Por favor, que alguien les avise que estamos en el siglo XXI. Que lean algún libro de Margaret Mead, la antropóloga del siglo pasado que se metía en sociedades donde la estructura familiar era completamente distinta a la única reconocida por la iglesia. Aunque sea, que miren el Discovery Channel, o el National Geographic, que cada dos por tres se despachan con documentales sobre pueblos cuyos niños son criados por sus tíos maternos y a nadie se le mueve un pelo. Donde podemos conocer sociedades que reconocen tres y hasta cuatro géneros, en México o en la India.
Y todavía preguntan, con cara de inocencia, si deberemos enseñarles a los chicos que la familia cambió. Pero claro que cambió. Y va a seguir cambiando. Ayer, mi nieta de siete años vio en el diario una foto de una pareja gay. Uno de ellos llevaba un ramo de flores en la mano, y ella, con una risita cómplice, dijo “se están casando”, y siguió jugando.
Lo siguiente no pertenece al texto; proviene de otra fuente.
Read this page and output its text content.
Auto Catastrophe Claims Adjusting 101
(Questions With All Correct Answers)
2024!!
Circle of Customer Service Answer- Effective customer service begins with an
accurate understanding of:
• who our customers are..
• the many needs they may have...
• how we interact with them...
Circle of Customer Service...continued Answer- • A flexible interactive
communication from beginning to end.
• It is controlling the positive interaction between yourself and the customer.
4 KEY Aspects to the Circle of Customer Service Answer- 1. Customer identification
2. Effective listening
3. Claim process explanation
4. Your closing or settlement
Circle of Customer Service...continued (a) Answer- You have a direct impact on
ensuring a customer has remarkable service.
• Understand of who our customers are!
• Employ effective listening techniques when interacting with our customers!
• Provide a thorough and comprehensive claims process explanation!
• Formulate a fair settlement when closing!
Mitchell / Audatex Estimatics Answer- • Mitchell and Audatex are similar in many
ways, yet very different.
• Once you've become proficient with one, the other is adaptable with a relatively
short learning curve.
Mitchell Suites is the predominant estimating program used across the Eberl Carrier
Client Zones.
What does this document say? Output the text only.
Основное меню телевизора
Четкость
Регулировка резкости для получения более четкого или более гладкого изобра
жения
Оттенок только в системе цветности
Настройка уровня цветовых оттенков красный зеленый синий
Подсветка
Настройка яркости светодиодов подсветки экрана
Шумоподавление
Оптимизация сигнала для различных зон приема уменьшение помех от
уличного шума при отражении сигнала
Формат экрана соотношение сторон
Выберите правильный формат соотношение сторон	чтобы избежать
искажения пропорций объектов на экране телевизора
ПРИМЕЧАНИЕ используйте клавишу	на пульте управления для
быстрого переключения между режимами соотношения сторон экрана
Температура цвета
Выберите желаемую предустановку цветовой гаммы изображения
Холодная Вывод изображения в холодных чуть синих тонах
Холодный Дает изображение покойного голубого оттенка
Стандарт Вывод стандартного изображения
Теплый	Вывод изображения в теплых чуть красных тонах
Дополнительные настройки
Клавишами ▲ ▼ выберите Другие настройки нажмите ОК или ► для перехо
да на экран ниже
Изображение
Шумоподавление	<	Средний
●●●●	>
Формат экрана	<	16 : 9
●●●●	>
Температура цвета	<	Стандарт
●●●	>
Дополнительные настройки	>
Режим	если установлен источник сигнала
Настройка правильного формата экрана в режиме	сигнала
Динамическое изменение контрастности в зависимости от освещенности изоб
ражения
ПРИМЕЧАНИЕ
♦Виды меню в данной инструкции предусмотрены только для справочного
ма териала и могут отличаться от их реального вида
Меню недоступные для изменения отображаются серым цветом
La realidad les pega cachetazos mientras ellos siguen durmiendo su sueño de poder vaticano e inmutable.
Por supuesto que Bergoglio y compañía no pueden reconocer que el matrimonio, la familia y hasta la forma de tener sexo son construcciones culturales, y no inscripciones divinas en el alma de los humanos. Ya les debe resultar bastante duro saber que nuestro mapa genético no es radicalmente distinto al de un gusano. Hay que hacer como que no pasa nada, como que nada cambia, la Tierra sigue siendo el centro del universo, el hombre fue hecho con barro por Dios, la mujer con una costilla del primer hombre, todo está escrito, el ser humano es una creación divina. Porque si pusieran todo eso en duda, tendrían que llegar a la misma conclusión que muchos de nosotros: que Dios es una creación del hombre, y no al revés.
Por eso, como dijo mi amiga Lía, ojalá que alguna vez alguien se atreva a ponerle el cascabel al gato, y pague el costo político —con la inmensa ganancia que eso traería para todos los argentinos— de separar la Iglesia del Estado.